The woman is now in her early 20s and a sophomore at a four-year university, attorney Craig Brown said.
"I just feel great that my client had enough courage to stand up and participate in civil proceedings and the criminal case," he said, adding that his client is still in counseling.
Known as Jane Doe in court papers, she sued District 129, Superintendent Jim Rydland, and former West Aurora principal Dan Bridges in late 2012, arguing they did not report conduct by former band director Stephen Orland.
Orland is serving a 12-year prison term after pleading guilty to sexually abusing two of his former students between October 2010 and April 2011. Prosecutors accused Orland of having sex with the girls at various locations at the school, grooming them with cards and sending some 47,000 text messages to them.
Lawyers for the district, Rydland and Bridges reached a settlement last week and the case was dismissed.
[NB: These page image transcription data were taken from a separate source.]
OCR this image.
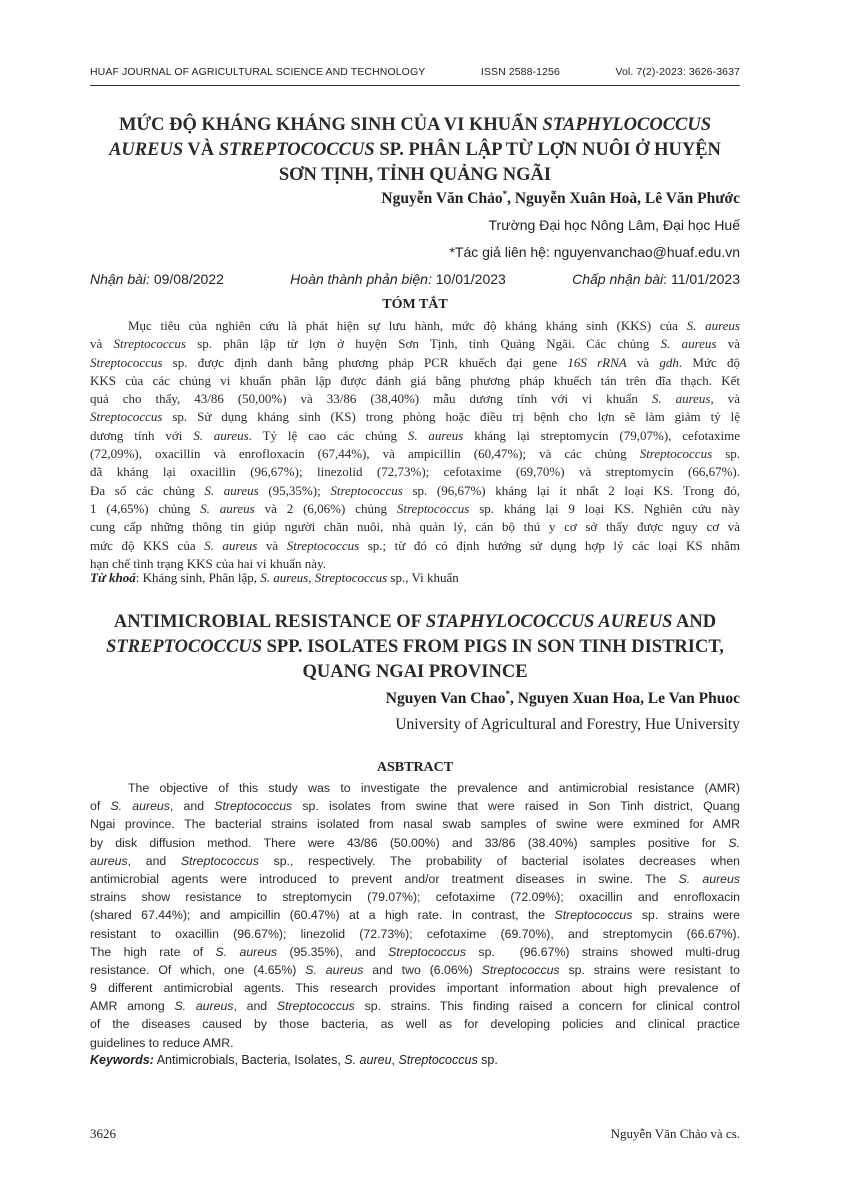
HUAF JOURNAL OF AGRICULTURAL SCIENCE AND TECHNOLOGY	ISSN 2588-1256	Vol. 7(2)-2023: 3626-3637
MỨC ĐỘ KHÁNG KHÁNG SINH CỦA VI KHUẨN STAPHYLOCOCCUS
AUREUS VÀ STREPTOCOCCUS SP. PHÂN LẬP TỪ LỢN NUÔI Ở HUYỆN
SƠN TỊNH, TỈNH QUẢNG NGÃI
Nguyễn Văn Chảo*, Nguyễn Xuân Hoà, Lê Văn Phước
Trường Đại học Nông Lâm, Đại học Huế
*Tác giả liên hệ: nguyenvanchao@huaf.edu.vn
Nhận bài: 09/08/2022	Hoàn thành phản biện: 10/01/2023	Chấp nhận bài: 11/01/2023
TÓM TẮT
Mục tiêu của nghiên cứu là phát hiện sự lưu hành, mức độ kháng kháng sinh (KKS) của S. aureus
và Streptococcus sp. phân lập từ lợn ở huyện Sơn Tịnh, tỉnh Quảng Ngãi. Các chủng S. aureus và
Streptococcus sp. được định danh bằng phương pháp PCR khuếch đại gene 16S rRNA và gdh. Mức độ
KKS của các chủng vi khuẩn phân lập được đánh giá bằng phương pháp khuếch tán trên đĩa thạch. Kết
quả cho thấy, 43/86 (50,00%) và 33/86 (38,40%) mẫu dương tính với vi khuẩn S. aureus, và
Streptococcus sp. Sử dụng kháng sinh (KS) trong phòng hoặc điều trị bệnh cho lợn sẽ làm giảm tỷ lệ
dương tính với S. aureus. Tỷ lệ cao các chủng S. aureus kháng lại streptomycin (79,07%), cefotaxime
(72,09%), oxacillin và enrofloxacin (67,44%), và ampicillin (60,47%); và các chủng Streptococcus sp.
đã kháng lại oxacillin (96,67%); linezolid (72,73%); cefotaxime (69,70%) và streptomycin (66,67%).
Đa số các chủng S. aureus (95,35%); Streptococcus sp. (96,67%) kháng lại ít nhất 2 loại KS. Trong đó,
1 (4,65%) chủng S. aureus và 2 (6,06%) chủng Streptococcus sp. kháng lại 9 loại KS. Nghiên cứu này
cung cấp những thông tin giúp người chăn nuôi, nhà quản lý, cán bộ thú y cơ sở thấy được nguy cơ và
mức độ KKS của S. aureus và Streptococcus sp.; từ đó có định hướng sử dụng hợp lý các loại KS nhằm
hạn chế tình trạng KKS của hai vi khuẩn này.
Từ khoá: Kháng sinh, Phân lập, S. aureus, Streptococcus sp., Vi khuẩn
ANTIMICROBIAL RESISTANCE OF STAPHYLOCOCCUS AUREUS AND
STREPTOCOCCUS SPP. ISOLATES FROM PIGS IN SON TINH DISTRICT,
QUANG NGAI PROVINCE
Nguyen Van Chao*, Nguyen Xuan Hoa, Le Van Phuoc
University of Agricultural and Forestry, Hue University
ASBTRACT
The objective of this study was to investigate the prevalence and antimicrobial resistance (AMR)
of S. aureus, and Streptococcus sp. isolates from swine that were raised in Son Tinh district, Quang
Ngai province. The bacterial strains isolated from nasal swab samples of swine were exmined for AMR
by disk diffusion method. There were 43/86 (50.00%) and 33/86 (38.40%) samples positive for S.
aureus, and Streptococcus sp., respectively. The probability of bacterial isolates decreases when
antimicrobial agents were introduced to prevent and/or treatment diseases in swine. The S. aureus
strains show resistance to streptomycin (79.07%); cefotaxime (72.09%); oxacillin and enrofloxacin
(shared 67.44%); and ampicillin (60.47%) at a high rate. In contrast, the Streptococcus sp. strains were
resistant to oxacillin (96.67%); linezolid (72.73%); cefotaxime (69.70%), and streptomycin (66.67%).
The high rate of S. aureus (95.35%), and Streptococcus sp.  (96.67%) strains showed multi-drug
resistance. Of which, one (4.65%) S. aureus and two (6.06%) Streptococcus sp. strains were resistant to
9 different antimicrobial agents. This research provides important information about high prevalence of
AMR among S. aureus, and Streptococcus sp. strains. This finding raised a concern for clinical control
of the diseases caused by those bacteria, as well as for developing policies and clinical practice
guidelines to reduce AMR.
Keywords: Antimicrobials, Bacteria, Isolates, S. aureu, Streptococcus sp.
3626	Nguyễn Văn Chảo và cs.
A judge sealed the settlement and attorneys have refused to comment.
Brown said the settlement and guilty plea by Orland were a "giant step forward for the closure that she needs."
Brown also believes a five-year program initiated by Kane County State's Attorney Joe McMahon to have all District 129 employees trained in reporting possible sexual abuse will make the high school safer. No one faced criminal charges for not reporting Orland's actions to the Department of Children and Family Services.
"(McMahon's) decision on the deferred prosecution was a very reasonable decision. I know some people in Aurora were critical of it," Brown said. "The most important thing is protecting children. That was my client's sole motivation for this case."
McMahon pleased with pay bumps: Kane County State's Attorney Joe McMahon knows the salaries earned by his staff of assistant state's attorneys will never stack up to those available in the private sector.
But McMahon is pleased county officials have authorized pay bumps for prosecutors bringing them more in line with their counterparts in the collar counties.
First-year prosecutors in Kane County had starting salaries around $40,000 a year in 2012, and McMahon said he was losing talented lawyers to surrounding counties that offered more pay and lighter caseloads.
The Kane County Board gave McMahon's office funding so first-year attorneys will start at $50,000 a year and could move up to a $55,000 starting salary sometime this year.
"We haven't closed the gap entirely. I don't think we have to be equal to every other county. We have to be competitive," McMahon said. "We fell so far behind that to catch up, we needed these two huge steps."